A Three-Photon Rydberg Atom-Based Radio Frequency Sensing Scheme with Narrow Linewidth

TL;DR

This paper introduces a three-photon Rydberg atom-based RF sensing method in cesium vapor with a narrow linewidth, enabling detection of weak, time-dependent signals relevant for radar and communications.

Contribution

It presents a novel three-photon scheme that reduces Doppler broadening and extends the sensing regime to weaker fields compared to traditional two-photon methods.

Findings

Achieved sub-200 kHz spectral linewidth in room temperature vapor.

Extended the Autler-Townes sensing regime to weaker RF fields.

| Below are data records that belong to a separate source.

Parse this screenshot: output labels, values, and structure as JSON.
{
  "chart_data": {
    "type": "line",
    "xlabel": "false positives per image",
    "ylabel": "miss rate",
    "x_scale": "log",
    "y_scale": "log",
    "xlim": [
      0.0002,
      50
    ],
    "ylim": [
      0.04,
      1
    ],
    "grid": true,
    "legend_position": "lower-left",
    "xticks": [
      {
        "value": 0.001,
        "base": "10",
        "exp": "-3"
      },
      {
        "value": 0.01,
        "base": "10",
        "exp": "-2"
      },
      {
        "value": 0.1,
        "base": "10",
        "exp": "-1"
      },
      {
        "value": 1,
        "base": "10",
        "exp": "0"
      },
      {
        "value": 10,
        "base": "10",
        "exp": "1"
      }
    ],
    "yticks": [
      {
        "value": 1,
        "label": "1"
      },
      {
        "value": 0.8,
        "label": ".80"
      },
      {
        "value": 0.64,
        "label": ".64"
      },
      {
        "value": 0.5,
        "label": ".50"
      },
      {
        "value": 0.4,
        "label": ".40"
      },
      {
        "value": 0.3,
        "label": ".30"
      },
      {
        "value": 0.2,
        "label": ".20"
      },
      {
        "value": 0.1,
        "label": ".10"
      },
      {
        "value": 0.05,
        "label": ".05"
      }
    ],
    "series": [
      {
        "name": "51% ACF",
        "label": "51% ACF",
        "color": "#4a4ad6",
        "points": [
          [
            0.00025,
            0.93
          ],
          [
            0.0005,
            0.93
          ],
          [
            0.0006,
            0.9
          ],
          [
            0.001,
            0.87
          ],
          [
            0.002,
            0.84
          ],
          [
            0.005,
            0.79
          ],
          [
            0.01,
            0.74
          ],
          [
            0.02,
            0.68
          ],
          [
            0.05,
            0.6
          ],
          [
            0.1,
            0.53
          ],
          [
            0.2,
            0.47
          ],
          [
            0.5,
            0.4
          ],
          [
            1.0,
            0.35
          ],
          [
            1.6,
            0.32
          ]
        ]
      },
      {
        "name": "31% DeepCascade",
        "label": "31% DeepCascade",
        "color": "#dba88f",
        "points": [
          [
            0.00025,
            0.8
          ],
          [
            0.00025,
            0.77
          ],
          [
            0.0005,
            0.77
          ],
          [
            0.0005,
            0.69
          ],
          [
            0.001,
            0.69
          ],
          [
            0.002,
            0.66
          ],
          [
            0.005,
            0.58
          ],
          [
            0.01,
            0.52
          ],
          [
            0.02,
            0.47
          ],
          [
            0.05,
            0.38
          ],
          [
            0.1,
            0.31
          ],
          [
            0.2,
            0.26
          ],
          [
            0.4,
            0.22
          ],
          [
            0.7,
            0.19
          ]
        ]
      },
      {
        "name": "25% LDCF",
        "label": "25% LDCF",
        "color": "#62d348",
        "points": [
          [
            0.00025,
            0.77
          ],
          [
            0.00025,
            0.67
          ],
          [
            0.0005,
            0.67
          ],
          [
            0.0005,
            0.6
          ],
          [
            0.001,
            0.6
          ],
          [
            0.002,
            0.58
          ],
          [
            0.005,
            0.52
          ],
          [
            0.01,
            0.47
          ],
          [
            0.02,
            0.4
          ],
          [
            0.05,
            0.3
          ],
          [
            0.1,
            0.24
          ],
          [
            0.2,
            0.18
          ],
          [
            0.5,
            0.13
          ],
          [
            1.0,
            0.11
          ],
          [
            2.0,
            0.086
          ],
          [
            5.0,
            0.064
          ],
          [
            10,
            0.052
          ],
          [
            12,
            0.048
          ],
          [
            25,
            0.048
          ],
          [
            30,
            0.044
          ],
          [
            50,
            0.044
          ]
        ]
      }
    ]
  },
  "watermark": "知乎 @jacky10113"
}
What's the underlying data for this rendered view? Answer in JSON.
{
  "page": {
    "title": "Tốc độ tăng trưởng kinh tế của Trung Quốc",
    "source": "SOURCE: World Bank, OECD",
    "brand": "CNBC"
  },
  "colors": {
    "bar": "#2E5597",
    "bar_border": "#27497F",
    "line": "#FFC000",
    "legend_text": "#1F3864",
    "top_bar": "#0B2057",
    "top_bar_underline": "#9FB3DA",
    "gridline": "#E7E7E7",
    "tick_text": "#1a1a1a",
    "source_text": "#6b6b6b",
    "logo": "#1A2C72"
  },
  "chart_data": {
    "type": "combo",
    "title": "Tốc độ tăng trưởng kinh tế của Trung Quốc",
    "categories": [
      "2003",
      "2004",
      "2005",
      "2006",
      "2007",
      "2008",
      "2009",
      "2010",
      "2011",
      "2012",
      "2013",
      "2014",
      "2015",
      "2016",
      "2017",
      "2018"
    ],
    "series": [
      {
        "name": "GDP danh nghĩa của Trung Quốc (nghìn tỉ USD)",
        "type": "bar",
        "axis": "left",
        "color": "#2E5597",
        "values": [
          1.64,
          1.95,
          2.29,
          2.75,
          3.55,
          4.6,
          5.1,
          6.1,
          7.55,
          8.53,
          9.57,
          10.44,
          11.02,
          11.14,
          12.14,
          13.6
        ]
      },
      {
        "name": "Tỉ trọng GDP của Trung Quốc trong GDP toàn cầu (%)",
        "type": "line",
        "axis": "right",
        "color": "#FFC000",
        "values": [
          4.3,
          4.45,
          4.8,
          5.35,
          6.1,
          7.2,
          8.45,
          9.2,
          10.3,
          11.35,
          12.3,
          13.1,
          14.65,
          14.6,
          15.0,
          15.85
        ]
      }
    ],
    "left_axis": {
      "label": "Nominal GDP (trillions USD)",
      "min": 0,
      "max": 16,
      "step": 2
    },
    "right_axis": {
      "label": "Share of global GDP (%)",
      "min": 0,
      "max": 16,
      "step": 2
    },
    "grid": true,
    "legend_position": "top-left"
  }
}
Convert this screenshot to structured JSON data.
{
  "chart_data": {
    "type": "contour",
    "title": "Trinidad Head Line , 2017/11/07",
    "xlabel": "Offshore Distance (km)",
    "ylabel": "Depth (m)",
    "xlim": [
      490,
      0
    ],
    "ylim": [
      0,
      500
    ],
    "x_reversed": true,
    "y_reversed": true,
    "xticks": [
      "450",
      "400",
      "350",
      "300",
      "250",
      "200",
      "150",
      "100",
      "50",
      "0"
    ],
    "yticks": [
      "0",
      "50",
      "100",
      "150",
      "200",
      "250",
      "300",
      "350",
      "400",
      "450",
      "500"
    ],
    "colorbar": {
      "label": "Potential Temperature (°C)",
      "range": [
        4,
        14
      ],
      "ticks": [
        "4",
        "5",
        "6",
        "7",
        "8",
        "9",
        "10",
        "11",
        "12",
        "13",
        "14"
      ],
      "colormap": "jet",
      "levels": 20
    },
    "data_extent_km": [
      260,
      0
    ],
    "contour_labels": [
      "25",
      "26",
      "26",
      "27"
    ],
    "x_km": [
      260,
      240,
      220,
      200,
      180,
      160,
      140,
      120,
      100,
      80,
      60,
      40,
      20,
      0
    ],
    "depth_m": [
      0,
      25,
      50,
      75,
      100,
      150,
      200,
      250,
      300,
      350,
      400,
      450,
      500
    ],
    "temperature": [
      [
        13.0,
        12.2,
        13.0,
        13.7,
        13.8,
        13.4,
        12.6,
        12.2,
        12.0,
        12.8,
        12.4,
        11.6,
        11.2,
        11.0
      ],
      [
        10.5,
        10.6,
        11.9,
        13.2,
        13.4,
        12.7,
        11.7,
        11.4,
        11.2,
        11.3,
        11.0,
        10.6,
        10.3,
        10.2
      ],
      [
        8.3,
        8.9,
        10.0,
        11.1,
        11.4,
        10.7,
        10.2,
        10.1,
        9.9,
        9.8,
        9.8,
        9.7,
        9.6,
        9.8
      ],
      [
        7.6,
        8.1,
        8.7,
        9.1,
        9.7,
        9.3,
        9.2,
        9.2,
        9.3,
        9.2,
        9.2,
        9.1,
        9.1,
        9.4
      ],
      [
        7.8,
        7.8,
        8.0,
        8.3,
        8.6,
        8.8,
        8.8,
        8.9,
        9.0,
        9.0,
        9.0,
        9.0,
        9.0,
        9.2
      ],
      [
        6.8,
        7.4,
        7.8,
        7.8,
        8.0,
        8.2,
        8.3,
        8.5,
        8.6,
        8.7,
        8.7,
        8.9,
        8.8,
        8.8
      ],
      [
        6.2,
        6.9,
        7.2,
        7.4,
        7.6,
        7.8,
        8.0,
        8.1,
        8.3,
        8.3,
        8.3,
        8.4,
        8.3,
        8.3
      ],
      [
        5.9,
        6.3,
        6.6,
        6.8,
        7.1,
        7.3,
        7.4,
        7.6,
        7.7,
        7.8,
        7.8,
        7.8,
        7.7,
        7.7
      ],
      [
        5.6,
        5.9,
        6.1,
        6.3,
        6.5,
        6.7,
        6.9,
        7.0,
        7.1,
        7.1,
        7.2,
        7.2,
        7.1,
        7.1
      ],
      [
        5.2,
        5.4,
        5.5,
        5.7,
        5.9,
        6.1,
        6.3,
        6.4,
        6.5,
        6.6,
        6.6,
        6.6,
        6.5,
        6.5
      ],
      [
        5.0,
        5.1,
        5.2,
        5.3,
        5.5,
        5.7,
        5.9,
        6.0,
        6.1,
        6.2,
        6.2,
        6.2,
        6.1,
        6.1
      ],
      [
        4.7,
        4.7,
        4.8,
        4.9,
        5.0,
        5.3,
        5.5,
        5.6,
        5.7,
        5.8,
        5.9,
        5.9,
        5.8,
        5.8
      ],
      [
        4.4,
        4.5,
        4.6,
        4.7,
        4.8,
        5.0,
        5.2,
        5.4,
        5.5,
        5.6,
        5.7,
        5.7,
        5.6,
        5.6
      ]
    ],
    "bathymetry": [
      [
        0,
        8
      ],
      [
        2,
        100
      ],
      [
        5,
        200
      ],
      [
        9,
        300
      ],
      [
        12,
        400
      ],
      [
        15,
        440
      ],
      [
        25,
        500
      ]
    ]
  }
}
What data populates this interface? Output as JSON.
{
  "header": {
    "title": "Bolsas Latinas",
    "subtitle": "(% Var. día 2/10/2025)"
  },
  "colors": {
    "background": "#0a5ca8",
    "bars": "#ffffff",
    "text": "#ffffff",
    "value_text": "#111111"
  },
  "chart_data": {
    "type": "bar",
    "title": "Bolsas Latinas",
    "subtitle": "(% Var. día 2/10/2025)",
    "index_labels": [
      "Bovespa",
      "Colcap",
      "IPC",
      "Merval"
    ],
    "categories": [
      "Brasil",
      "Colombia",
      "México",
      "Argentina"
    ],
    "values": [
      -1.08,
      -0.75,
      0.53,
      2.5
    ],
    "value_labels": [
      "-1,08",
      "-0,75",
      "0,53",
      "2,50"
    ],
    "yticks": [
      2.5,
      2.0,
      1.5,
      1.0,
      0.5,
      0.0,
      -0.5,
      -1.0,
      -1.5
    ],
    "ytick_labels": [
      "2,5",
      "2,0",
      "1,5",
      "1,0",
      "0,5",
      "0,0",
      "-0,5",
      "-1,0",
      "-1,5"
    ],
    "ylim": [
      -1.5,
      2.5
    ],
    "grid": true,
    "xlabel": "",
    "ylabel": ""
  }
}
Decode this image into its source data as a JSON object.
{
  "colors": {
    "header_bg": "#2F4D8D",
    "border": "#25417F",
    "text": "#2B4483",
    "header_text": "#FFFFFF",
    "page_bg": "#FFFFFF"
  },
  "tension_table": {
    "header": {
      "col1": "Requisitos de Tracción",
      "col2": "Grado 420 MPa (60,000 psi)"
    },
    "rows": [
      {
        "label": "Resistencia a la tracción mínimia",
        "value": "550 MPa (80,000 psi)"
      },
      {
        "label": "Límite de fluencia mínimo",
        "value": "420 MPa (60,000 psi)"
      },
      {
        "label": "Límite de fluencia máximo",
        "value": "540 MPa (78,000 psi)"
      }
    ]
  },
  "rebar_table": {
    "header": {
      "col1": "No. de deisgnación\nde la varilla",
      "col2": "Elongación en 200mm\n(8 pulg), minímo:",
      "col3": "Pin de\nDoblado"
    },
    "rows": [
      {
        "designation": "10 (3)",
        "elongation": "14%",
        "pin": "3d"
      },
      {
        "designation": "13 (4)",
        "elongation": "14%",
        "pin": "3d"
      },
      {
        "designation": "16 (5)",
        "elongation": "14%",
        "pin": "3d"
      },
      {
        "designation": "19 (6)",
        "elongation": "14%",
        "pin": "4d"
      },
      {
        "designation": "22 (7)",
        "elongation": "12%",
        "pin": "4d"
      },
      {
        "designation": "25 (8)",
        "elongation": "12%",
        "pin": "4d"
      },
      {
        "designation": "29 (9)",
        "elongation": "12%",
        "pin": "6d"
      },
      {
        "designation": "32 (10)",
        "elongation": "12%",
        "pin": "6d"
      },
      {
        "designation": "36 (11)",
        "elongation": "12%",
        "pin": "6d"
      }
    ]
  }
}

Demonstrated detection of RF Rabi frequencies of 2π x 0.44 MHz at 108.9 GHz.

Abstract

We demonstrate Rydberg atom-based radio frequency sensing with a colinear three-photon scheme in a room temperature cesium vapor cell that minimizes residual Doppler broadening of the probe laser absorption feature. A sub-200 kHz spectral linewidth is observed and extends the self-calibrated Autler-Townes sensing regime to weaker fields by a factor of ~18 compared to the theoretical limit of the most commonly used two-photon scheme. The sensitivity of the method to microsecond pulses is shown to be sufficient to detect radio frequency Rabi frequencies of 2$\pi$ x 0.44 MHz using a 480 kHz bandwidth at 108.9 GHz, demonstrating the ability to sense time-dependent signals suitable for radar and communications.